DÉDICACE D’UN VAISSEAU.


Amis, voyez-vous cet esquif ? il fut, s’il faut l’en croire, le plus rapide des navires. Jamais nul vaisseau ne put le devancer à la course, soit que les voiles, soit que les rames le fissent voler sur les ondes. Il vous défie de le nier, rivages menaçans de l’Adriatique, Cyclades périlleuses, illustre Rhodes, Thrace inhospitalière, Propontide, et vous, rivages de l’Euxin, où naguère, forêt chevelue, il étendait ses rameaux : oui les sommets du Cytore ont souvent retenti du sifflement de son feuillage prophétique.
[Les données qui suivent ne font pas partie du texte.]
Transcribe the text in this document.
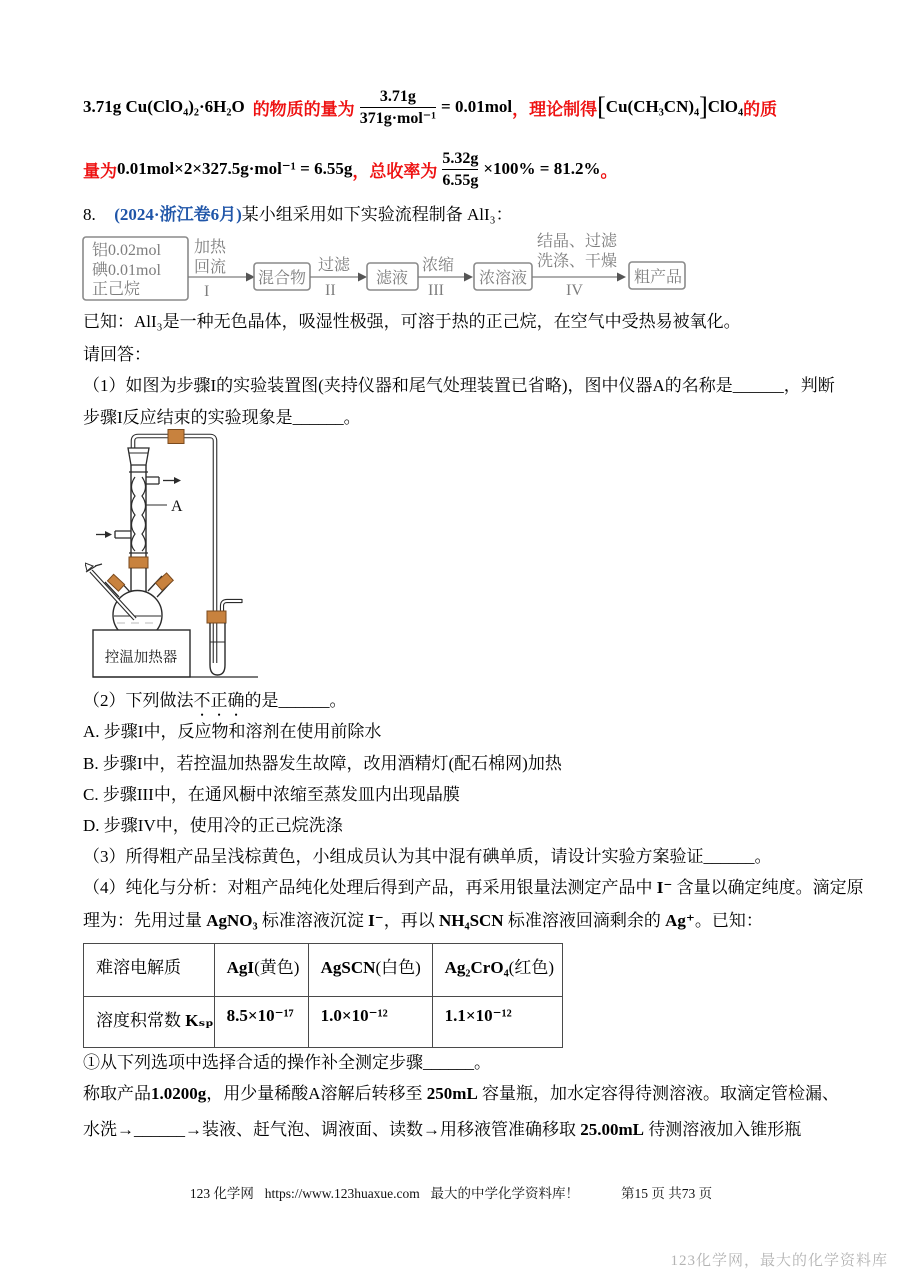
3.71g Cu(ClO₄)₂·6H₂O 的物质的量为 $\frac{3.71g}{\text{371g·mol⁻¹}} = 0.01mol$ ，理论制得 [ Cu(CH₃CN)₄ ] ClO₄ 的质
量为 0.01mol×2×327.5g·mol⁻¹ = 6.55g ，总收率为 $\frac{5.32g}{6.55g} \times 100\% = 81.2\%$ 。
8. (2024·浙江卷6月)某小组采用如下实验流程制备 AlI₃：
铝0.02mol
碘0.01mol
正己烷
加热
回流
I
混合物
过滤
II
滤液
浓缩
III
浓溶液
结晶、过滤
洗涤、干燥
IV
粗产品
已知：AlI₃是一种无色晶体，吸湿性极强，可溶于热的正己烷，在空气中受热易被氧化。
请回答：
（1）如图为步骤I的实验装置图(夹持仪器和尾气处理装置已省略)，图中仪器A的名称是______，判断
步骤I反应结束的实验现象是______。
A
控温加热器
（2）下列做法不正确的是______。
A. 步骤I中，反应物和溶剂在使用前除水
B. 步骤I中，若控温加热器发生故障，改用酒精灯(配石棉网)加热
C. 步骤III中，在通风橱中浓缩至蒸发皿内出现晶膜
D. 步骤IV中，使用冷的正己烷洗涤
（3）所得粗产品呈浅棕黄色，小组成员认为其中混有碘单质，请设计实验方案验证______。
（4）纯化与分析：对粗产品纯化处理后得到产品，再采用银量法测定产品中 I⁻ 含量以确定纯度。滴定原
理为：先用过量 AgNO₃ 标准溶液沉淀 I⁻，再以 NH₄SCN 标准溶液回滴剩余的 Ag⁺。已知：
难溶电解质	AgI(黄色)	AgSCN(白色)	Ag₂CrO₄(红色)
溶度积常数 Kₛₚ	8.5×10⁻¹⁷	1.0×10⁻¹²	1.1×10⁻¹²
①从下列选项中选择合适的操作补全测定步骤______。
称取产品1.0200g，用少量稀酸A溶解后转移至 250mL 容量瓶，加水定容得待测溶液。取滴定管检漏、
水洗→______→装液、赶气泡、调液面、读数→用移液管准确移取 25.00mL 待测溶液加入锥形瓶
123 化学网 https://www.123huaxue.com 最大的中学化学资料库！	第15 页 共73 页
123化学网，最大的化学资料库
Tout cela, dit-il, vous est connu, et vous pourriez l’attester encore, Amastris, et toi Cytore couronné de buis ; car il s’élevait sur vos cimes chenues depuis l’origine du monde. Ses rames se plongèrent pour la première fois dans les ondes qui baignent votre base. C’est de là qu’à travers les vagues déchaînées, il a ramené son maître, soit que le vent soufflât du couchant ou de l’aurore, soit qu’Éole propice vînt frapper ses deux flancs à la fois. Pourtant, jamais on n’offrit pour lui de vœux aux dieux du rivage, depuis le jour où, parti de mers inconnues, il vint mouiller sur les rives de ce lac limpide. Tel il était jadis ; et maintenant, vieilli dans le calme du port, il se met sous votre tutelle, couple chéri des nautonniers, Castor, et toi Pollux, frère de Castor.